During the Superbowl in America this year there were two adverts that featured disabled people, which is brilliant. We are finally worth exploiting! There is also an amazing trend of seeing disabled people in films at the moment. Charlize Theron's character in Mad Max has a prosthetic arm; one of the villains in Kingsman had prosthetic legs; and all of this makes it cool to have a disability.
However, there's no middle ground - we're either inspirational, or in need of your help. We definitely need more disabled people in adverts, on TV and in movies.
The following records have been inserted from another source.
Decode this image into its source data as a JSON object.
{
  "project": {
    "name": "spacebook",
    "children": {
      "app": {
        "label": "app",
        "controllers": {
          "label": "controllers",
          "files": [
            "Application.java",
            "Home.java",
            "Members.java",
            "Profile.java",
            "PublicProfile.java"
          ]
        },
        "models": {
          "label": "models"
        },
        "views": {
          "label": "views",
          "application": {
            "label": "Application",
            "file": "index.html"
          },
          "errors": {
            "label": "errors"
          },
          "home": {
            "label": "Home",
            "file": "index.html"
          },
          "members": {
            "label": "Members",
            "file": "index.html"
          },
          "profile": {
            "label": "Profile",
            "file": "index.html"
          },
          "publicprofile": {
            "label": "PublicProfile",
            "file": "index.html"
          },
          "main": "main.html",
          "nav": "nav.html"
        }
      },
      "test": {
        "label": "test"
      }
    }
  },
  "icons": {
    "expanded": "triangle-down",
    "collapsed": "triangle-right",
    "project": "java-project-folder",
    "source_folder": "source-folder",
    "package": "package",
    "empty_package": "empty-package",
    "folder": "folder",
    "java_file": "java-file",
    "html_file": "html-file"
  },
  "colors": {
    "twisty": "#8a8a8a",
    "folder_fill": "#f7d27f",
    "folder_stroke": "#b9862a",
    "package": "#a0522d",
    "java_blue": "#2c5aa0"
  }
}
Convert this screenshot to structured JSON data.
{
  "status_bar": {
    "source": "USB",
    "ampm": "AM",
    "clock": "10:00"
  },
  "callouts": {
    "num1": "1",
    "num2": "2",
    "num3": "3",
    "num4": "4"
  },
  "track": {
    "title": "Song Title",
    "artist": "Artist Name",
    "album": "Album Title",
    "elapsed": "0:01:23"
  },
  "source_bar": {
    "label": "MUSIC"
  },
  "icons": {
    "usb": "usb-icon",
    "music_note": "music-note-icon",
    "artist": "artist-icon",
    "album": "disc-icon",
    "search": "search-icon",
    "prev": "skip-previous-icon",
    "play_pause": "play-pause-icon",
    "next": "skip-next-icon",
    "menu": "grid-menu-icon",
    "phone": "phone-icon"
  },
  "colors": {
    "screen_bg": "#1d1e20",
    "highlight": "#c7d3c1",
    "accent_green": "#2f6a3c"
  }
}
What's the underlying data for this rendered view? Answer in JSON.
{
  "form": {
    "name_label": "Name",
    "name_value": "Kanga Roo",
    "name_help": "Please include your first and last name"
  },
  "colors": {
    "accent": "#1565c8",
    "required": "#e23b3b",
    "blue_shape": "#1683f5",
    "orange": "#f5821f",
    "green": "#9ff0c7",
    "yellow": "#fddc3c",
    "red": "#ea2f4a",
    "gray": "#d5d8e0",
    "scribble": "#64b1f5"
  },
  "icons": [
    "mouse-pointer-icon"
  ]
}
But hey, it's a start.
Scope research says some 90% of disabled people believe that having more disabled people in the media would improve attitudes to disability.
For me, the Paralympics changed everything.
Disability in Australia was seen quite differently after the 2000 Paralympics and I think a similar thing happened here in the UK. I think the games made disability not only okay, but wonderful.
But unfortunately in Britain there's a real stigma attached to benefits and I think somehow that has become associated with disability.
That's the difference between attitudes to disability in the UK compared to Australia. 'Disabled' in some people's minds, equals benefits, equals scrounging off the state, and that's a real problem in Britain at the moment.
With just over a year until the Rio Paralympics, it's a great time to be challenging attitudes to disability. We need to finally move beyond disabled people either being held up as inspirational or condemned as benefit scroungers.
The Paralympics made it cool to have a disability, and it made me proud to own my disability. The thing is, I've never thought of myself as disabled, and I still don't. I prefer the term mutant because it sounds edgier.
The Last Leg, which started as a Paralympics panel show, made talking about disability issues okay. We knew people would have qualms about discussing disability during the Games, and we knew we'd have to ease that tension before we could do our show.
Once the Paralympics ended we just kept the same attitude - positive, inclusive and live. Three years on, I think we normalise disability, while still making it funny.
Occasionally someone will come up to me after a show and tell me they have a child who has lost a limb. They say after watching our show they realise that it doesn't mean their child's life still can't be amazing. That's the kind of role model I'm happy to be. If jumping around a country house like the Milk Tray Man helps a 10-year-old with a prosthetic to maintain a positive attitude about it, then I'll be happy.